FGLI also makes a concerted effort to spread awareness about the difficulties first generation and low-income students deal with on campus. Many of the initiatives FGLI puts on have awareness as a major focus.

“We just kind of try to raise awareness of what struggles students face on campus because we understand that they’re not top of mind for people who haven’t had that experience,” Dow said. “We recently just did an initiative where we got 300 FGLI stickers that say ‘I support FGLI,’ and we went up to our professors and were like, ‘Hey, can you put these up in your office?’ It just helps to see something, that even if you’re not a FGLI student yourself, it says you support them and that was amazing.”


Another crucial aspect of FGLI is the relationship between the organization and the administration here at the College, specifically President Katherine Rowe. FGLI works diligently to advocate for and communicate the advantages of policies that support first generation and low-income students. This work has borne fruit in some areas, but there are still many areas where members would like to see continued change. 

“The administration does respond to us,” Dow said. “I just hope FGLI students know that they have a community and that I truly believe the administration wants to support them but needs our help.”

The biggest win that first generation and low-income students have seen with respect to policy is the recent announcement of a Pell Grant scholarship by the College, which covers full tuition and fees for in-state Pell Grant-eligible students.
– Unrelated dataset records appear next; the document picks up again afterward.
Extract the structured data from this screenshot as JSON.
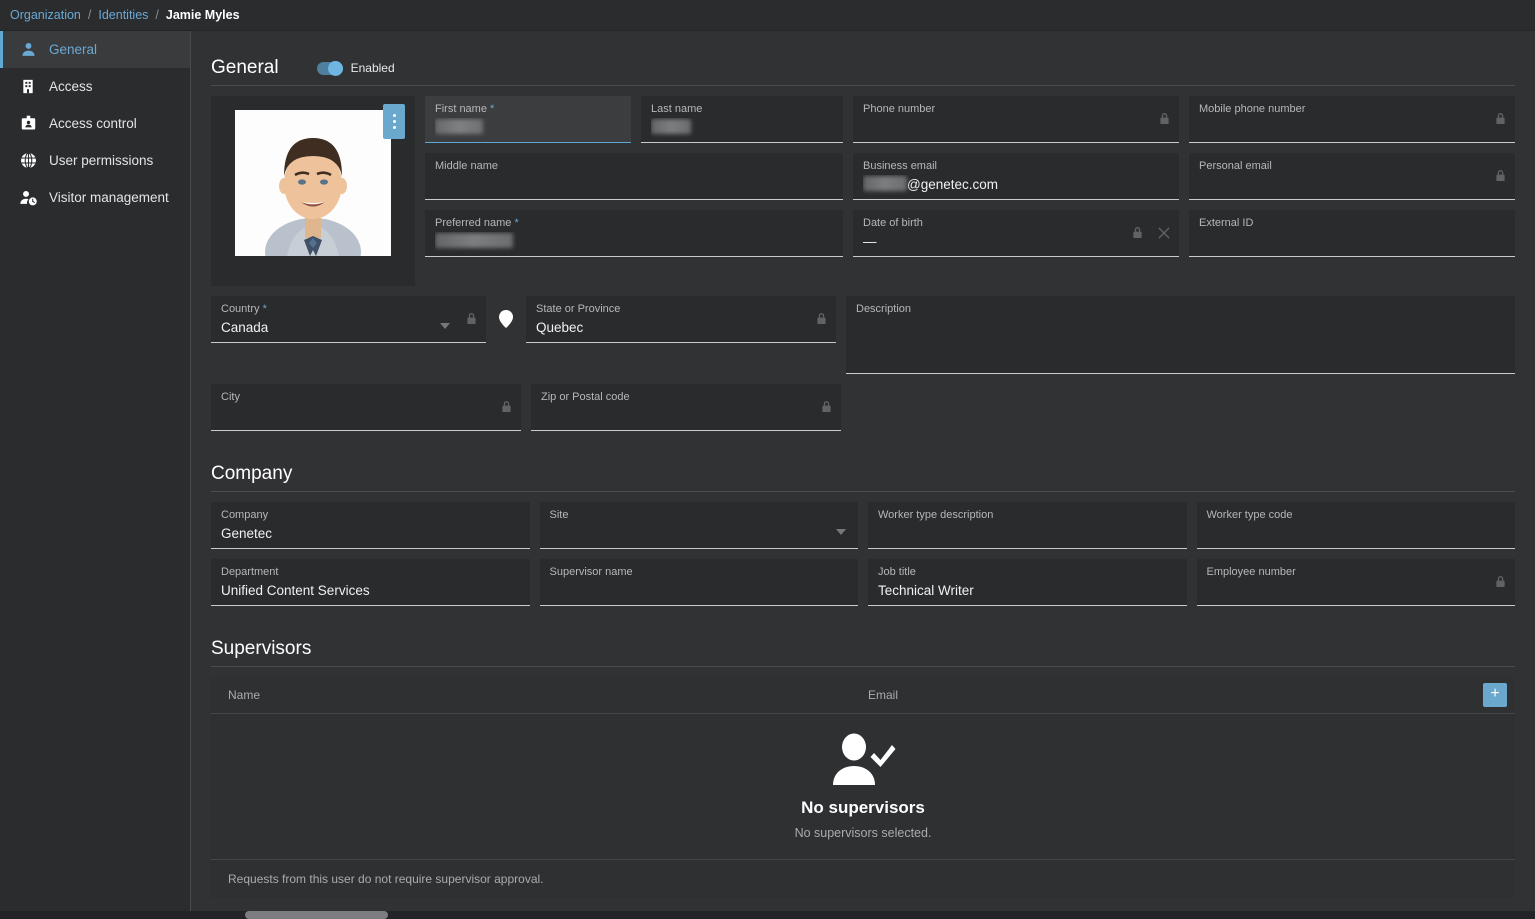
{
  "breadcrumb": {
    "items": [
      {
        "label": "Organization",
        "type": "link"
      },
      {
        "label": "Identities",
        "type": "link"
      },
      {
        "label": "Jamie Myles",
        "type": "current"
      }
    ],
    "separator": "/"
  },
  "sidebar": {
    "items": [
      {
        "label": "General",
        "icon": "person-icon",
        "active": true
      },
      {
        "label": "Access",
        "icon": "building-icon",
        "active": false
      },
      {
        "label": "Access control",
        "icon": "badge-icon",
        "active": false
      },
      {
        "label": "User permissions",
        "icon": "globe-icon",
        "active": false
      },
      {
        "label": "Visitor management",
        "icon": "person-clock-icon",
        "active": false
      }
    ]
  },
  "general": {
    "title": "General",
    "toggle_label": "Enabled",
    "toggle_on": true,
    "photo_menu_icon": "kebab-menu-icon",
    "fields": {
      "first_name": {
        "label": "First name",
        "required": true,
        "value": "",
        "redacted": true,
        "focused": true
      },
      "last_name": {
        "label": "Last name",
        "required": false,
        "value": "",
        "redacted": true
      },
      "phone_number": {
        "label": "Phone number",
        "value": "",
        "locked": true
      },
      "mobile_phone_number": {
        "label": "Mobile phone number",
        "value": "",
        "locked": true
      },
      "middle_name": {
        "label": "Middle name",
        "value": ""
      },
      "business_email": {
        "label": "Business email",
        "value": "@genetec.com",
        "redacted_prefix": true
      },
      "personal_email": {
        "label": "Personal email",
        "value": "",
        "locked": true
      },
      "preferred_name": {
        "label": "Preferred name",
        "required": true,
        "value": "",
        "redacted": true
      },
      "date_of_birth": {
        "label": "Date of birth",
        "value": "—",
        "locked": true,
        "clearable": true
      },
      "external_id": {
        "label": "External ID",
        "value": ""
      },
      "country": {
        "label": "Country",
        "required": true,
        "value": "Canada",
        "locked": true,
        "dropdown": true
      },
      "state_or_province": {
        "label": "State or Province",
        "value": "Quebec",
        "locked": true
      },
      "description": {
        "label": "Description",
        "value": ""
      },
      "city": {
        "label": "City",
        "value": "",
        "locked": true
      },
      "zip_or_postal_code": {
        "label": "Zip or Postal code",
        "value": "",
        "locked": true
      }
    }
  },
  "company": {
    "title": "Company",
    "fields": {
      "company": {
        "label": "Company",
        "value": "Genetec"
      },
      "site": {
        "label": "Site",
        "value": "",
        "dropdown": true
      },
      "worker_type_description": {
        "label": "Worker type description",
        "value": ""
      },
      "worker_type_code": {
        "label": "Worker type code",
        "value": ""
      },
      "department": {
        "label": "Department",
        "value": "Unified Content Services"
      },
      "supervisor_name": {
        "label": "Supervisor name",
        "value": ""
      },
      "job_title": {
        "label": "Job title",
        "value": "Technical Writer"
      },
      "employee_number": {
        "label": "Employee number",
        "value": "",
        "locked": true
      }
    }
  },
  "supervisors": {
    "title": "Supervisors",
    "columns": [
      "Name",
      "Email"
    ],
    "add_button_label": "+",
    "empty_icon": "user-check-icon",
    "empty_title": "No supervisors",
    "empty_subtitle": "No supervisors selected.",
    "footer_note": "Requests from this user do not require supervisor approval."
  },
  "colors": {
    "accent": "#6aa9d6",
    "page_background": "#313234",
    "field_background": "#2a2b2c",
    "sidebar_background": "#2b2c2e",
    "button_blue": "#6aa9cd"
  }
}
“I think our constant communication with President Rowe has been really great,” Estrada said, “I think we have seen that President Rowe has taken a big initiative in trying to help FGLI students — specifically this scholarship policy where they’re going to give in-state tuition to FGLI students, which has come in part because of our student organization making her aware of this are these issues.”

As this policy will surely lead to an influx of FGLI students at the College, FGLI members want to make sure these newcomers know that there is an open space for them.
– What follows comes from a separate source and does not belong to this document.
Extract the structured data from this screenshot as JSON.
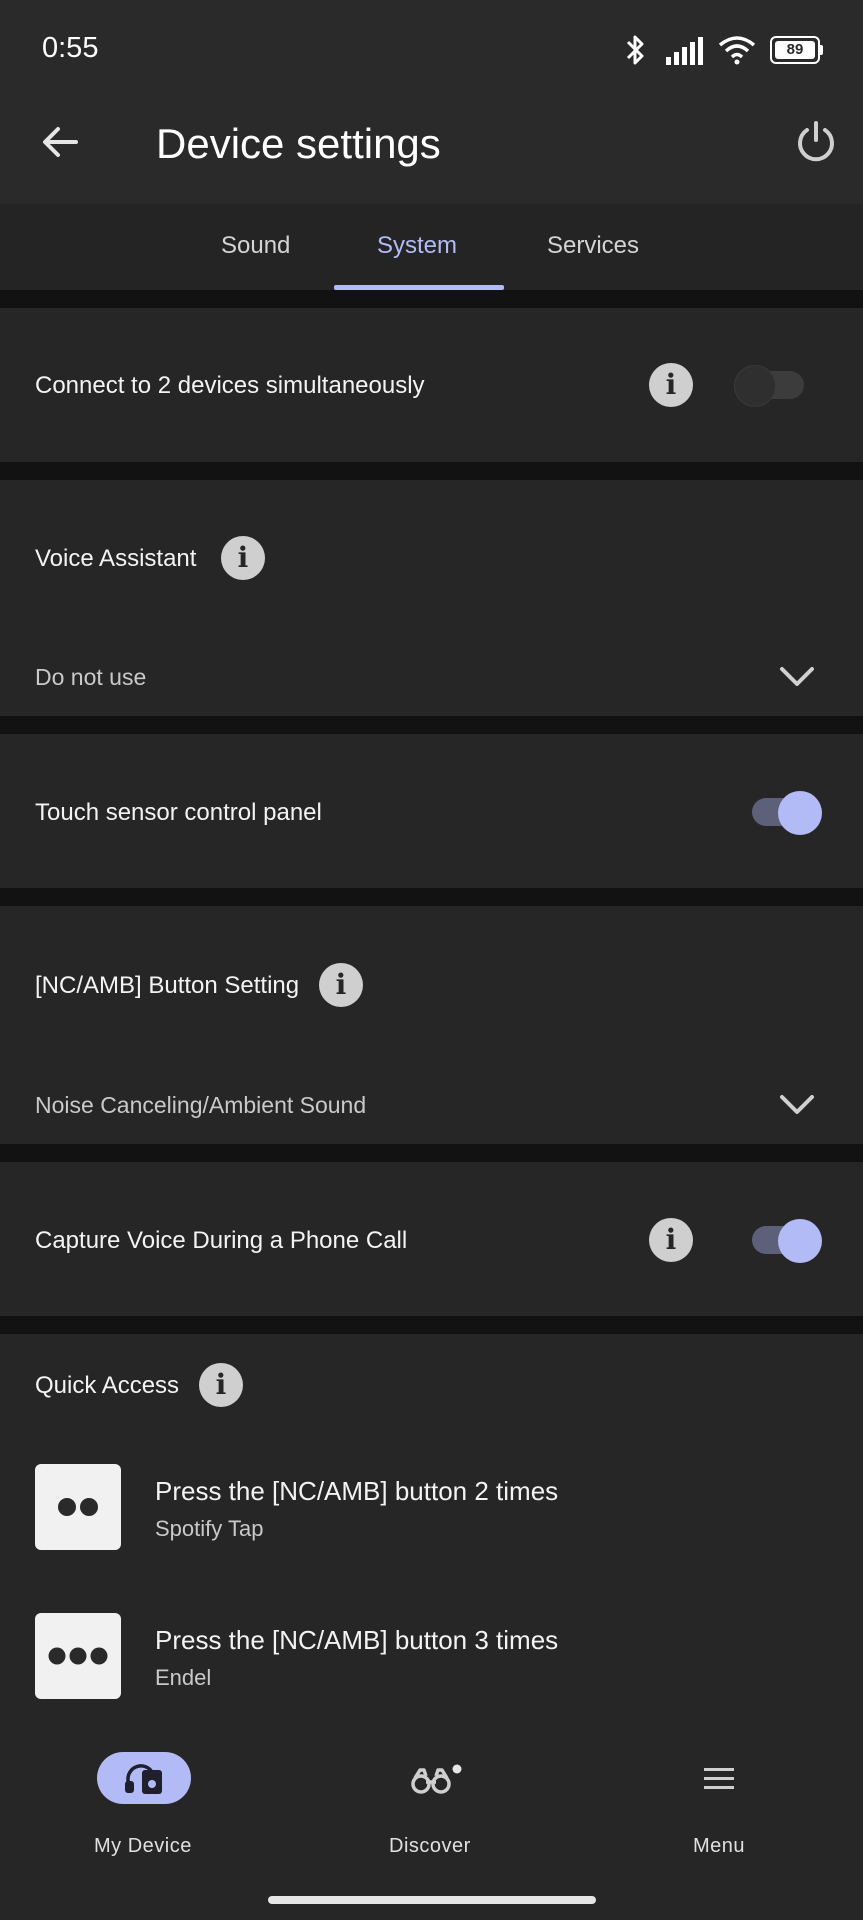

“With the Pell Grant, I think it’s even more important to have that recognition of ‘it’s okay, no stigma’ and ‘we have a club for you, come join us,’” Smith said.

Members say still more work needs to be done in recognizing the needs of FGLI students. The $40 lockout policy, for example, was frequently criticized for placing a disproportionate burden on FGLI students.

“I think this lockout policy that the school initiated systematically creates a barrier for FGLI students,” Estrada said.

In discussing this same policy, Dow reiterated the role of the FGLI student organization as an intermediary between the administration and FGLI students.

“The lockout policy came out and it was like, ‘Alright, clearly someone was forgotten in this,’” Dow said. “And so it’s our job to go to the administration and say, ‘Hey, what about us?’”

Another step that FGLI would like to see be taken, especially in light of the fact that the first generation and low-income student population will continue to grow over coming years, is the creation of a staff position exclusively focused on supporting FGLI students.

“I don’t think people realize we have a faculty advisor for FGLI, but we don’t have any administrator that’s solely dedicated to helping FGLI students,” Dow said. “And yet it’s such a distinct identity that I think there needs to be that one person that people can go to.”

“We want to empower FGLI students to feel accepted … on this campus specifically.” -Orley Estrada ’23

In all, the FGLI student organization is a tight-knit community of individuals that focuses on empowering and advocating for first generation and low-income students on campus. Despite being a very young club, it has had a tremendously positive impact, both internally through the many events it puts on and on the campus at large through meetings and dialogues with administration. This impact will undoubtedly continue to grow as more FGLI students come to the College, join the club and further the FGLI mission of making the College a welcoming and supportive place for all.


CORRECTION (11/16): A previous version of this article included a quote that has now been changed for clarity.